Paul Tamburro, executive editor: “I don’t think Google is going to compete for the same space as Sony, Microsoft, or Nintendo. Setting up a brand new platform would be a huge risk that, in an age when mobile gaming is raking in money by the boatload, Google doesn’t really need to take. Google would effectively need to lure major exclusive studios to make its own console work, most of which are already tied up with the “big three,” or it would need a stellar gimmick to be seen as an attractive alternative. If it implemented its Project Stream technology, it’d still be competing with Microsoft and its game streaming plans for the next Xbox, so it trying to become a major home console player would be an unnecessary gamble.”

Mack Ashworth, lead editor: “I think Google’s angle would have to be as a streaming system. Utilize Android to make its own “console,” like what Nvidia has done with the Shield TV. If they market it with the “Pixel” name, I think it would do really well. As for competing with actual consoles/PCs, I imagine they have the budget to eventually make a splash, but I doubt they’d want to take that chance.”

Michael Leri, features editor: “It would be easy to say Google couldn’t but it would also be easy in 2000 to say Microsoft couldn’t make a console that would go on to beef it in two of the last three generations. I’m being slightly cheeky but the Xbox has been incredibly successful and was the underdog at the turn of the century. Google is that underdog and has the money to possibly push forward. With Google’s streaming approach, it could be a huge leap into playing games in a new way or a spirited, if failed, step necessary to get there.”

Bradley Russell, news editor: “Of course, a Google console could compete, although four main consoles facing off is overkill and, to my knowledge, has never been a success. So, would there be much point? SEGA, for example, took a big hit in the 1990s just going up against Nintendo and Sony in a crowded market, and I feel like things are too entrenched and set in their ways now for Google to really make a dent. It’d need a killer app, a Half-Life 3 or some such, to make an impact and, right now, I don’t think it’d offer much outside of what we’re already getting.”

Yesterday’s best comment

Question: What controversial game didn’t deserve its backlash? 

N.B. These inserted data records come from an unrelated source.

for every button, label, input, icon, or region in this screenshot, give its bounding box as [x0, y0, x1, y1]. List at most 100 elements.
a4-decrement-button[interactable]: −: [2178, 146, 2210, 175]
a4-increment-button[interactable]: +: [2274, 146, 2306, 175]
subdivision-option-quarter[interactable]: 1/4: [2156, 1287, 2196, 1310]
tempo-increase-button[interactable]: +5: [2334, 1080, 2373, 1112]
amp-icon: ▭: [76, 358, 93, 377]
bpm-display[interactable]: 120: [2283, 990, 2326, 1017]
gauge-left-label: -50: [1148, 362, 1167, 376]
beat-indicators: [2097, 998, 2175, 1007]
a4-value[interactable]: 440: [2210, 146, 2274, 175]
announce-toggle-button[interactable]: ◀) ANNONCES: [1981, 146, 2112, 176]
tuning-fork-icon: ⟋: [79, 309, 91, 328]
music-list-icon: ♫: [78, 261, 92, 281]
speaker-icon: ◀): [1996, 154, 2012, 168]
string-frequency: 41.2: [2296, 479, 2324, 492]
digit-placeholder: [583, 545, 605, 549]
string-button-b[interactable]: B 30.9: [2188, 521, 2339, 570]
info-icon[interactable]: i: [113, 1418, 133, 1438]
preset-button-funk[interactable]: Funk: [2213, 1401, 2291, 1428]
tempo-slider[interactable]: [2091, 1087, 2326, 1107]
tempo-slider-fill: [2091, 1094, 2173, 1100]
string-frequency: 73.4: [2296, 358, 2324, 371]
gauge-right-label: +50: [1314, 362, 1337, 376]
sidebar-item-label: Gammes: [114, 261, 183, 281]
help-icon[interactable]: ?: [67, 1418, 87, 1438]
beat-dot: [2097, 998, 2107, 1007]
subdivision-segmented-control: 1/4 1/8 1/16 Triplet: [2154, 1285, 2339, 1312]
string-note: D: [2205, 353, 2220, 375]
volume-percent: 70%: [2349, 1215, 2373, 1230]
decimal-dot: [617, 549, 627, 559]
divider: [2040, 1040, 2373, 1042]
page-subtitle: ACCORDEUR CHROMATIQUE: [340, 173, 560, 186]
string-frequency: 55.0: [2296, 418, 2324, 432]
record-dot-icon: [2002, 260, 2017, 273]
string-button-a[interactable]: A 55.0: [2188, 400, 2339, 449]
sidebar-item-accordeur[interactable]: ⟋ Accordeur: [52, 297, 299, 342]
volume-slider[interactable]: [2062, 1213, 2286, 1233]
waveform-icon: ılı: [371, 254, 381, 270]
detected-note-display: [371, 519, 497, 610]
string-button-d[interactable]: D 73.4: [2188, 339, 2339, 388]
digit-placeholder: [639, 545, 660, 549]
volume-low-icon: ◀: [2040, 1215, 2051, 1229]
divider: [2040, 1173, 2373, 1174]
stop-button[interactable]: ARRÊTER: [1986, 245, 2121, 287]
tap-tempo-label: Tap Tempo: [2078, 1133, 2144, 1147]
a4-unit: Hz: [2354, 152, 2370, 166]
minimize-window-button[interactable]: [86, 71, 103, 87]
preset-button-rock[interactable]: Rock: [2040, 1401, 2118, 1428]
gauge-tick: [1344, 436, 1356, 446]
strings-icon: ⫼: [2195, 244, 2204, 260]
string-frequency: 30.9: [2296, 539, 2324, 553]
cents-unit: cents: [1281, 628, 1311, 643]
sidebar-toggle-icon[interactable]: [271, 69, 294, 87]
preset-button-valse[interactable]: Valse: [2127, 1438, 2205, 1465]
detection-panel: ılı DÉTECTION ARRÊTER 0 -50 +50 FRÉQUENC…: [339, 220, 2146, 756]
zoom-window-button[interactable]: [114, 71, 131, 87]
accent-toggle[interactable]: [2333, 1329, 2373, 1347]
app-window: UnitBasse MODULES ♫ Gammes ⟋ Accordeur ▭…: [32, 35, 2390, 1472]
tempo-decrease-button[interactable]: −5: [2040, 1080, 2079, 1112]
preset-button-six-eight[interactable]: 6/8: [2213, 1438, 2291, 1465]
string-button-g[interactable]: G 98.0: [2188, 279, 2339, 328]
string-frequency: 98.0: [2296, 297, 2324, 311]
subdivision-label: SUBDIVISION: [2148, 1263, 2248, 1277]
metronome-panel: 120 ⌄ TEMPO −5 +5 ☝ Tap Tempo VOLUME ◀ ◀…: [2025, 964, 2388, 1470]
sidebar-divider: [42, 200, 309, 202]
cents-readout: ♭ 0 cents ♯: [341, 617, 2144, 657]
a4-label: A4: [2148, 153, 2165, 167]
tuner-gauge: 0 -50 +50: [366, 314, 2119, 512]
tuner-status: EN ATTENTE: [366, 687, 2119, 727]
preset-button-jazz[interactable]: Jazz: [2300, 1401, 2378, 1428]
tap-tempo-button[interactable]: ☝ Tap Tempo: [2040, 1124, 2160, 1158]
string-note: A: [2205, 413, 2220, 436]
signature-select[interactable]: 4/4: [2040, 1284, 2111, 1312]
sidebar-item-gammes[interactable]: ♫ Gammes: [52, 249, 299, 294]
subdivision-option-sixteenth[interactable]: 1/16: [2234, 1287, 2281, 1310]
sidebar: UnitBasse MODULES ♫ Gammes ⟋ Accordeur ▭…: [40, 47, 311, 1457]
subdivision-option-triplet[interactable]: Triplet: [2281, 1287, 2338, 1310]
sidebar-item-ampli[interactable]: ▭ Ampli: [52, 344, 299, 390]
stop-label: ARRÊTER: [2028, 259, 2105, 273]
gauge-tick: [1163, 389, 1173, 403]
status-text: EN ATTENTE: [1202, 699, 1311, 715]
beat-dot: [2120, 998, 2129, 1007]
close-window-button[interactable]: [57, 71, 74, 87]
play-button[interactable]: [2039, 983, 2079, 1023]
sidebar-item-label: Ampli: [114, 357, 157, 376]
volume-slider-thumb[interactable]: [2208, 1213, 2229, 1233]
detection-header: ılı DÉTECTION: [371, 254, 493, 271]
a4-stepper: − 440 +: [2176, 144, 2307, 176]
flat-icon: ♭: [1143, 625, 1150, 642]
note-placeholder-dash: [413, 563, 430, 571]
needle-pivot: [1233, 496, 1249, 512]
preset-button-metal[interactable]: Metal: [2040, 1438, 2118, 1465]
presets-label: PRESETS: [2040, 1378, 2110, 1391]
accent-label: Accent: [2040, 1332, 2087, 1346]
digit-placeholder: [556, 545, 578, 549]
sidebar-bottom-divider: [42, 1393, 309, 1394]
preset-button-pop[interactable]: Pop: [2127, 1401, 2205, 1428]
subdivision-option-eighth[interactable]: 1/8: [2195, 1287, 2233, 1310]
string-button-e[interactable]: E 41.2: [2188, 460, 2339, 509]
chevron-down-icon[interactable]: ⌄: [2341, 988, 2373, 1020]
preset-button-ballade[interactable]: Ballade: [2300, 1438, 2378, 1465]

boba1701: Hands down the answer is Mass Effect 3. If people just complained about the ending, it wouldn’t have been so bad, but it brought a spotlight on the worst behavior you could find in entitled gamers. Non-stop complaining, trying to force Bioware to change the ending (and succeeding!), the freakin lawsuits. The worst part is that it’s actually a really good game, best in the series in my opinion. I guarantee any new gamers playing the series today would not understand at all why the backlash was so huge.”